Dula was a regular at music venues and festivals as the front man of “Kriss Dula and Friends.” He was often asked to speak at events as a guest or keynote speaker. But despite all of his involvement, he was perhaps best known for his compassion, as expressed by former student Garrett McGaffee.

“Dr. Dula meant a lot to me,” said McGaffee, “and kind of the only reason I passed psychology, really. He came to all his students, and especially came to me when I didn’t understand something. I was in a class of 400 and he made me feel like I was the only student in the room. He singled me out and helped me out.”

Many within the community may remember Dula as a charismatic man with a passion for passing along knowledge. Some may not have known him at all. Many will remember his death as a result of a rare form of brain cancer.

McGaffee took a moment to share a memory of a time he turned to Dula for solace.

“(Dula) said to me, ‘man, I am fighting brain cancer, but I have a positive attitude.
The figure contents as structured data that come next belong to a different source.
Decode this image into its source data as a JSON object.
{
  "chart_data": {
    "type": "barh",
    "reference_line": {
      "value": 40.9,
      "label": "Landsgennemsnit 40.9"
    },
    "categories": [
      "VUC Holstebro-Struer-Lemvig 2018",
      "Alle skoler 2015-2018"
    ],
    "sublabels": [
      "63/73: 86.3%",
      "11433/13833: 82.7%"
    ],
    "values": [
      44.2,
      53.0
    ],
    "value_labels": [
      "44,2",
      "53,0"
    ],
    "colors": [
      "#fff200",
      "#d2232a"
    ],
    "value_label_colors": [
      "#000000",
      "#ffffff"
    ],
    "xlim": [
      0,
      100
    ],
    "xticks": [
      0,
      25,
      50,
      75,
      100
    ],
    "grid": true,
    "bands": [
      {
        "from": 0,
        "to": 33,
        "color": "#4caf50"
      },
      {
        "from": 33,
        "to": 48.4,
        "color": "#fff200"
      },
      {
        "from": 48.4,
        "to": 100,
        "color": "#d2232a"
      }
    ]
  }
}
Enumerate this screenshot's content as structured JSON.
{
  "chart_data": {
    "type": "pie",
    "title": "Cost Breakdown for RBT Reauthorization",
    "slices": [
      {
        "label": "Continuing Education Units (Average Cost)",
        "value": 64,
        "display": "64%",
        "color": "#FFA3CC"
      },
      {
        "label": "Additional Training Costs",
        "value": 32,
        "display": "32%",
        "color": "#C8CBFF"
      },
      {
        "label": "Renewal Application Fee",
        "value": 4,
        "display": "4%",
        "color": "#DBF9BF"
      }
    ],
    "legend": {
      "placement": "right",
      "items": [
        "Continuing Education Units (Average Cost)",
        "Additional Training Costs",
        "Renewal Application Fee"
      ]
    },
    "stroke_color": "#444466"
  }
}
It is all about your attitude when you are going through something. Either you have a negative attitude and just lay down and let it hurt you, or you are going to take a positive attitude and fight through it and eventually beat it.’”

This stuck with McGaffee, and he says that he has been forever changed by his relationship with Dula. The sentiment is one that continually surfaced in conversations about the event and Dula. Some volunteers drove hundreds of miles to commemorate the positive influence the professor had on them.

“I got a call yesterday from an alum who drove in from Atlanta, he and his wife,” Fulkerson said. “They have kept in contact with Dr. Dula and Mrs. Dula. He says, ‘I wouldn’t be who I am without him.’ That really just reminds us all that we can really make a difference in someone’s life, and not to take that for granted.”